Aug 16, 2005
Lord, I am feeling so humbled. Humiliated, really. I am such a rank beginner in the things of the Spirit. I was thinking I finally had something worth teaching and sharing with others (what I have been studying about the Spiritual Disciplines). I felt that somehow I had reached at least a small level of maturity. But now I feel like I really haven't started at all. I can see that this study group I will be leading will not be a teaching or even facilitating experience for me. It must be a "sitting and learning together at the feet of the Master" experience. In myself I have nothing to offer. Anything I can do in this group can only be "submitting my members" to Christ, allowing Him to do His work in any way that pleases Him, using me only if and as He wills and purposes.

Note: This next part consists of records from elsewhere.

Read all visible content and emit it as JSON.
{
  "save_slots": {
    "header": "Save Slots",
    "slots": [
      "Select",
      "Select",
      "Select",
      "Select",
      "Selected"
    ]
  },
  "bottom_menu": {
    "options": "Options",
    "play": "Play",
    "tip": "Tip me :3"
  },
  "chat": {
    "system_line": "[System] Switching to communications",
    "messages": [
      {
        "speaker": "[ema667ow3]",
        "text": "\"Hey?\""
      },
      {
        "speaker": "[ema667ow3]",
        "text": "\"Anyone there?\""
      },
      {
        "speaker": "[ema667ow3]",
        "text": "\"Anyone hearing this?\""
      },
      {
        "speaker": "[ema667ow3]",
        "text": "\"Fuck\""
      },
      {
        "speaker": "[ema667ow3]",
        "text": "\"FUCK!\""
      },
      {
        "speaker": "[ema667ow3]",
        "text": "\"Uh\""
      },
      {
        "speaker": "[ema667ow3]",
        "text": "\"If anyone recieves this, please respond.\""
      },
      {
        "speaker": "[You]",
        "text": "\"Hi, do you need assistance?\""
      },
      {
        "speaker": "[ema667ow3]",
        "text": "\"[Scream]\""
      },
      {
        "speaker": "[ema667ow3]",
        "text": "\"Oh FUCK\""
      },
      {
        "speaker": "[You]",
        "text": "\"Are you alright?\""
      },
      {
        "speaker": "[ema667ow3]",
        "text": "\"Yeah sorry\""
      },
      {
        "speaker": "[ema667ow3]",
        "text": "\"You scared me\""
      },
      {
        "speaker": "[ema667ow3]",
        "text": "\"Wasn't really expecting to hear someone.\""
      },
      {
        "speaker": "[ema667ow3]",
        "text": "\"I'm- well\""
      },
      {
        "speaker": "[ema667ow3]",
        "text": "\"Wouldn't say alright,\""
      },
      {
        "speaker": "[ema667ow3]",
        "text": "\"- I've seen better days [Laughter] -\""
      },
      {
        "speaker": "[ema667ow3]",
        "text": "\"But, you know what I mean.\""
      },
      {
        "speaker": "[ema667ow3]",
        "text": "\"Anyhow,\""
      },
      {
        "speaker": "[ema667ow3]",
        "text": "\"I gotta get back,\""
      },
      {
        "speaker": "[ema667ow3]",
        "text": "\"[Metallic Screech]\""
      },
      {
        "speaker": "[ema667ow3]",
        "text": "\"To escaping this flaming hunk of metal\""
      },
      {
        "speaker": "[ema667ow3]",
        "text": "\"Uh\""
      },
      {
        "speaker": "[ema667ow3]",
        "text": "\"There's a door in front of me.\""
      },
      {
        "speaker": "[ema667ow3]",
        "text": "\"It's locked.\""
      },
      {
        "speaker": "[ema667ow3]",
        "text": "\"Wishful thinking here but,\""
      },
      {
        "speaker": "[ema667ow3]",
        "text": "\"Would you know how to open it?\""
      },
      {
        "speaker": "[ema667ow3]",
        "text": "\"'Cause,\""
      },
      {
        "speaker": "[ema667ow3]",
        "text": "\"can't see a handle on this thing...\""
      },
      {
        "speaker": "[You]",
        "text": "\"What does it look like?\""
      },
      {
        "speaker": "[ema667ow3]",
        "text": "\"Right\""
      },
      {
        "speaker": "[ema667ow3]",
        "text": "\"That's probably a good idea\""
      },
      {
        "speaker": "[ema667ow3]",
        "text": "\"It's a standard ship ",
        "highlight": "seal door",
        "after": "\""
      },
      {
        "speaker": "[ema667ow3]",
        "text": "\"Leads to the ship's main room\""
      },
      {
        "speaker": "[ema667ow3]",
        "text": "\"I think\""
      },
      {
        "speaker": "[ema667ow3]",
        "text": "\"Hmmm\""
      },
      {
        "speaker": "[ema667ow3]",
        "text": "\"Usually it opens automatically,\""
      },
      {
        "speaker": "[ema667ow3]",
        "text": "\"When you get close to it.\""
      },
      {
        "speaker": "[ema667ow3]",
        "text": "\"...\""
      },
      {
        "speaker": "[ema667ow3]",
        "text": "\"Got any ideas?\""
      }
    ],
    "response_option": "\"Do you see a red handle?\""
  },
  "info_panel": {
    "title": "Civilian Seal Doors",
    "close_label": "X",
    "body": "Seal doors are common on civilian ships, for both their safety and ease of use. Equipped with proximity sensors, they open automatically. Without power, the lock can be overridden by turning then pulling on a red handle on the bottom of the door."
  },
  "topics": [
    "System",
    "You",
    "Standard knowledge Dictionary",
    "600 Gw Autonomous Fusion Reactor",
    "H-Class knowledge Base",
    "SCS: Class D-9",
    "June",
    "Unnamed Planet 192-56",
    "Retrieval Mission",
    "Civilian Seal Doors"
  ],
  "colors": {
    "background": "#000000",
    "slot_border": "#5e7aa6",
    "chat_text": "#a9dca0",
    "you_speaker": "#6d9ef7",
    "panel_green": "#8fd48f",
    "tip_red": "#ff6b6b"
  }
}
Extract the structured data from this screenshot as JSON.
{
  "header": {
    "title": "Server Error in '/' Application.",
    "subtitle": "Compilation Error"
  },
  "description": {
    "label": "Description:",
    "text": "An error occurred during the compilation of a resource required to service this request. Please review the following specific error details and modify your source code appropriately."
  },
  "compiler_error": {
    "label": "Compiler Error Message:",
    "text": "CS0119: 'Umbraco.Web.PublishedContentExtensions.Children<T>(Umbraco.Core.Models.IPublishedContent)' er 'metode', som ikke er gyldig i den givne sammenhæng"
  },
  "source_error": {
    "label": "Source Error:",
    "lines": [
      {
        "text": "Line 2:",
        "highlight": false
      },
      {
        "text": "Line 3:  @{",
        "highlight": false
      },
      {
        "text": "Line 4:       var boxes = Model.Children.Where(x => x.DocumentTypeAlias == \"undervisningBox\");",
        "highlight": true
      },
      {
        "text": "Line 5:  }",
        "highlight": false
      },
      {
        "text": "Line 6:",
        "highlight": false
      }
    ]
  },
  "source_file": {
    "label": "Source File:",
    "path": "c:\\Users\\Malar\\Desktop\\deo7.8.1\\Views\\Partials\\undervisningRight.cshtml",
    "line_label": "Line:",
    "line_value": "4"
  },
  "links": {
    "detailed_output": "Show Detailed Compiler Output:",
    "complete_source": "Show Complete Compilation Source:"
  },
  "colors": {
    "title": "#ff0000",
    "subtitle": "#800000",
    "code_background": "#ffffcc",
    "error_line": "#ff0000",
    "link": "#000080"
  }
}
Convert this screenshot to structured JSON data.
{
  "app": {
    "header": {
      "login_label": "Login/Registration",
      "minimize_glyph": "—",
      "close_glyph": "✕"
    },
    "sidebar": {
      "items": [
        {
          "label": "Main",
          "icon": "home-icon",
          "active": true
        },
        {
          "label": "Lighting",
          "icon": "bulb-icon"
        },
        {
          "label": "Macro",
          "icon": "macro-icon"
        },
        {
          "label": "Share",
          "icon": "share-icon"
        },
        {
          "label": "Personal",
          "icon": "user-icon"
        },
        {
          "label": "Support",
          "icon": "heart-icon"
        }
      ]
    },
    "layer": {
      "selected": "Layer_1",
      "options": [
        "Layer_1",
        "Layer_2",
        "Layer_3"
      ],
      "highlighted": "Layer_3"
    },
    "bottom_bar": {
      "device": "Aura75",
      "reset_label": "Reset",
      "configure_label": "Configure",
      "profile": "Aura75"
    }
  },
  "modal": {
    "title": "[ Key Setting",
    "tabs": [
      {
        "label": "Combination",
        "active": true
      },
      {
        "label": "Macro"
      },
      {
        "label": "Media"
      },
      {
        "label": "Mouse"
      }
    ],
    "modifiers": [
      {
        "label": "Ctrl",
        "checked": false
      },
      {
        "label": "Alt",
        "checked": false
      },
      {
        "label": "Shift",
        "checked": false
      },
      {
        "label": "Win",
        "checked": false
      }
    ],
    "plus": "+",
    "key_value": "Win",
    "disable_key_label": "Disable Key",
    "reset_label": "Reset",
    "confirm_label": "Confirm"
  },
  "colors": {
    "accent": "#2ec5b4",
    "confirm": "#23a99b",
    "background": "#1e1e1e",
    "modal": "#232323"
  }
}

Forgive me, please Lord, for my arrogance in thinking that "I" have something to offer. Please take away my pride and my desire to impress others. Help me to focus only on You and on Your guidance and approval. I have nothing to offer in myself. Only "Christ in me" gives me any value. And amazingly, because of Christ in me, I have value in Your sight! Wow! Thank You.
Aug 21, 2005
Just before our Pastor left on his sabbatical, he preached, stressing, "Don't do anything without the Holy Spirit!" This is something that I have truly learned on this surprising summer vacation. Your ways and thoughts are truly above ours. You do accomplish Your Word within us as we open ourselves to Your work in our lives. And I do not need to fear, because I have learned that You do prosper all that You purpose.